It was not the first time Kimbrelle Eugene Kyereh had campaigned for better regulation of the choking sprawl of fossil fuel and petrochemical facilities that surround St Rose – and countless other communities up and down the Mississippi River.
But this marked the first time residents have grappled with a toxic chemical facility that its operators claim to be a clean energy innovator and that stands to benefit from taxpayer subsidies and unprecedented tax credits supposedly designed to tackle the climate emergency.
Kyereh informed neighbors that international investors want to build a “blue” ammonia and “clean” hydrogen plant across the fence line – on the same site as a crude oil storage and export terminal which residents say spews noxious fumes that make it hard to breathe.
Ammonia is a toxic substance made by stripping hydrogen from fossil gas and nitrogen from air, and is mostly used for synthetic fertilizer. The St Charles Clean Fuels (SCCF) project claims it will capture and sequester the carbon dioxide (CO2), the planet-warming greenhouse gas generated as a byproduct, making its ammonia cleaner or “blue”.
In theory, the waste CO2 will be compressed, transported in special pipelines and injected deep into underground rock formations for storage, ostensibly forever, for which the company would qualify for federal tax credits for each ton of carbon stored.

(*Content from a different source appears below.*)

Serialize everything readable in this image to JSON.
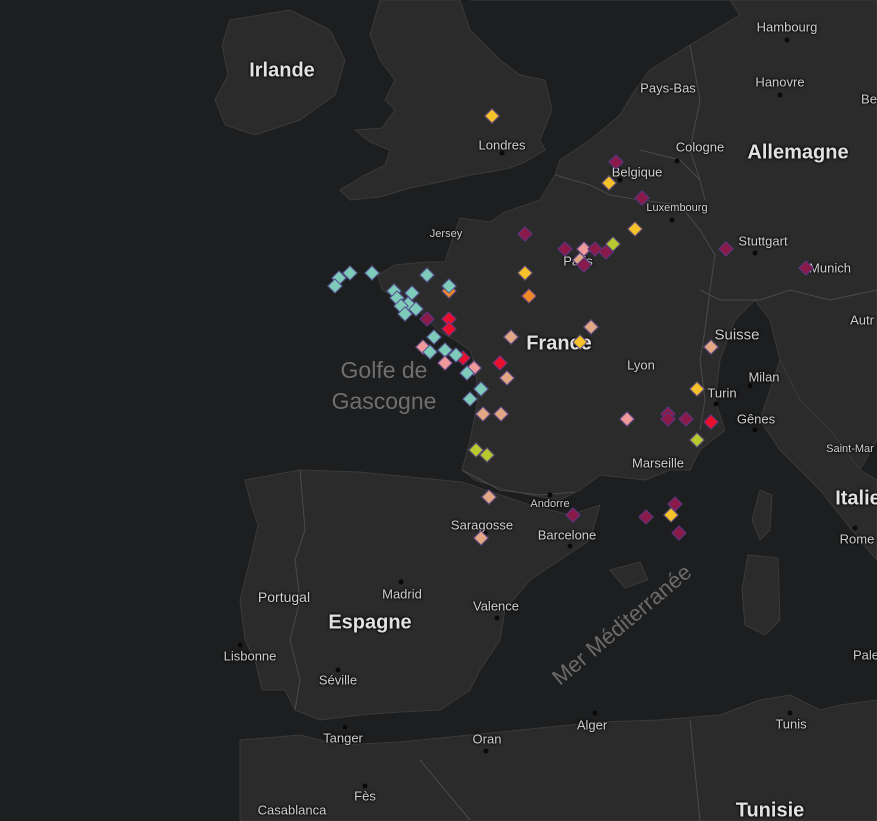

The SCCF project says that the ammonia will be sold for fertilizer feedstock or so-called “blue” hydrogen – promoted as a “clean” fuel by the fossil fuel industry, which also earns tax credits for it.
“The SCCF low carbon approach is expected to reduce CO2 equivalent emissions by more than 90% compared to traditional ammonia production … Financing and building infrastructure that deploys cleaner solutions like blue ammonia is essential to fighting climate change,” said a spokesperson for the SCCF project, which is majority-owned by a Danish investment company.
But industry claims about the climate credentials of “blue” hydrogen and ammonia have been debunked by scientists without fossil fuel ties. The process depends on fossil gas, a major driver of global heating, as a raw material and energy source – which both emits CO2 and leads to substantial upstream emissions of methane, a powerful greenhouse gas.
“‘Blue’ hydrogen is a marketing scam, pure and simple. The facts do not back up industry hype,” said Robert Howarth, professor of ecology and environmental biology at Cornell University, and co-author of a seminal study discrediting industry claims about hydrogen.
“The best any plant has done for net CO2 capture is 25% to 30%, and that’s before the very potent methane [leaks]. The 90% capture rate the industry claims is pure nonsense,” Howarth added.
In addition, ammonia production generates air pollutants such as nitrogen oxide, particulate matter and volatile organic compounds – a toxic mix already choking residents in Cancer Alley. CO2, itself an asphyxiant and intoxicant, also poses a threat as leaks can cause injury or death by replacing oxygen in the air – which makes St Rose residents Randy and Dedra Moses fear for the safety of their grandchildren.